Global Community

What, really, does that even mean?

Saw an ad for an all-girls Catholic school that promised to prepare girls to contribute and thrive in a global community.

global community
The actual text.

And here I was, thinking: wouldn’t it be better to prepare girls to to contribute and thrive in their own local community? Their own current and future families? Being a good daughter and mother is something tangible, something confirmed in a million little ways. The results of taking part in church and school and local charities and activities is real and right before your eyes.

How would you even know if you were a contributing member of the global community? Objectively, I mean? Where is the child’s smile or the firm handshake, or the meal or clothes handed out to someone in need? I imagine it’s possible some of these young women might join a missionary religious order or otherwise find themselves far from home serving people. Then – and here’s the key – they will serve them in exactly the way they have learned to serve their parents, siblings and neighbors back home. Right? Apart from some comparatively minor cultural differences, there’s not some magic serve global people thing that’s different from serving the people you already know.

It’s long been known that religious vocations come disproportionately from big families, and that the chances of getting and staying married improve markedly if one or more of the marriage partners came from an intact family. Can’t get any more local – or less global – than that!

Chesterton often points out that our most important relationships are the ones we don’t get to pick. We’re more likely to hear the truth about ourselves and have a real opportunity to practice Christian virtue with the grumpy lady who lives next door than with our select group of friends. We will almost certainly have whatever opportunities we get in this life to put our freedom and unique personalities into practice among family. The freedom to march in public protest or vote once or twice a year are insignificant compared to the freedom to tickle the baby or sing snippets of corny musicals at the top of our lungs most any time we want – at home, among family.

Destruction of the family has enslaved us. No theoretical global community, whatever that even means, can take the family’s place.

Author: Joseph Moore

Enough with the smarty-pants Dante quote. Just some opinionated blogger dude.

5 thoughts on “Global Community”

  1. Yeah, I’ve seen that too. I was reading the mission statements for all the schools in a certain area and that phrase appeared in at least a couple. Your point is well taken and what you say is exactly right. But I also wonder what the origin of the phrase is and what exactly they are trying to convey by it. For it to be used in so many disparate places can’t be a coincidence.

    1. Think it’s the Think Globally, Act Locally bumper sticker, except they forgot the ‘locally’ part.

      More seriously, progressives and other marxists want us to focus on the distant and poorly understood instead of the nearby and well understood tasks at hand, because the tasks at hand admit of possible concrete solutions, while airy distant ‘problems’ can only be addressed by vague yet high-sounding ‘solutions’. The Church, unfortunately, because of its high and spiritual destiny, is perhaps more susceptible to high-sounding nonsense. The cure is the Incarnation (which is the cure for all that ails us!) which shows God acting in very small local ways in the person of Jesus, who was never 100 miles from home, to achieve universal salvation.
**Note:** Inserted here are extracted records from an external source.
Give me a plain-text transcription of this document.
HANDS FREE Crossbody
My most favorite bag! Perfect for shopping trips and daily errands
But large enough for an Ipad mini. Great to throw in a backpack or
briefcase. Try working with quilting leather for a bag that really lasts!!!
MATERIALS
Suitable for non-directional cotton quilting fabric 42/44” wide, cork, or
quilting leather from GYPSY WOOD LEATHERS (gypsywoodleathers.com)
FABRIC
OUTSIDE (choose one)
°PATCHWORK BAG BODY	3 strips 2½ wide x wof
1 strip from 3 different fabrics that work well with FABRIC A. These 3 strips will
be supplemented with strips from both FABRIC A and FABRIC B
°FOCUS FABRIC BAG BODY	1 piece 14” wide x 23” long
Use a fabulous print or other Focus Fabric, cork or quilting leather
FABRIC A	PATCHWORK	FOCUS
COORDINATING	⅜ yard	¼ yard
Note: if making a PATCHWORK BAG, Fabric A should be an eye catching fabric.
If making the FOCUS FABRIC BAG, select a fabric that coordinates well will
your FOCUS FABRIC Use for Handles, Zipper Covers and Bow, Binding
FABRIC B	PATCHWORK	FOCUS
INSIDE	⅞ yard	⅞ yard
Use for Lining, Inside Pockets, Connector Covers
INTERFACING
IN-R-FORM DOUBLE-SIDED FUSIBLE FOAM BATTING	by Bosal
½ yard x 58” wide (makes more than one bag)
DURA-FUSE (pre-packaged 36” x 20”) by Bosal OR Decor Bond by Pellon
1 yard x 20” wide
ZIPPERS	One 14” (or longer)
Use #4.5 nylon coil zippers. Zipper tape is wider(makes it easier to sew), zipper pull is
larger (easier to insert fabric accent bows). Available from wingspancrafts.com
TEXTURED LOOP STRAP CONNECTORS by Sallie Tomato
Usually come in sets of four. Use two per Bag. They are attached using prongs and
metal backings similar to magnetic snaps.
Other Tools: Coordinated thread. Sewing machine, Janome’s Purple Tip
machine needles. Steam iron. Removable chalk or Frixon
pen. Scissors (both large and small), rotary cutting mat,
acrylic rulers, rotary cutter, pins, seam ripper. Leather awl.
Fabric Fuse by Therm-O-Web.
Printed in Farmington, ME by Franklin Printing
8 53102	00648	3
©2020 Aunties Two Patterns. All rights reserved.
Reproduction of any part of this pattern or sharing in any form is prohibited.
      It’s exactly parallel to the temptation to love mankind but despise the man next to us.

      1. I hear you. That reminds me of all the supposed tension between the races that we keep hearing about, of which I never see a trace in my daily life.

        After posting my comment I remembered an article I had read in First Things, where R.R. Reno wrote that the new political divide is between nationalists and internationalists, those who favor national sovereignty and protected borders, and those who want a borderless world. I wonder if it’s related to that.

  2. I have a relative who teaches at a land-grant university in the Midwest. At one point, the administration decided that they would no longer be a land-grant institution, they would be a world-grant institution! Their first act as a “world-grant institution” was to call a meeting so that everyone could put their heads together and figure out what a “world-grant institution” is.

    1. Reminds me Rufus T. Firefly in Duck Soup: President Firefly, at a cabinet meeting, looking at some government paperwork –
      “Why, a 5 year old child could understand this!”
      (Turning to an aid, quietly)
      “Get me a 5 year old child – I can’t make heads or tails out of this.”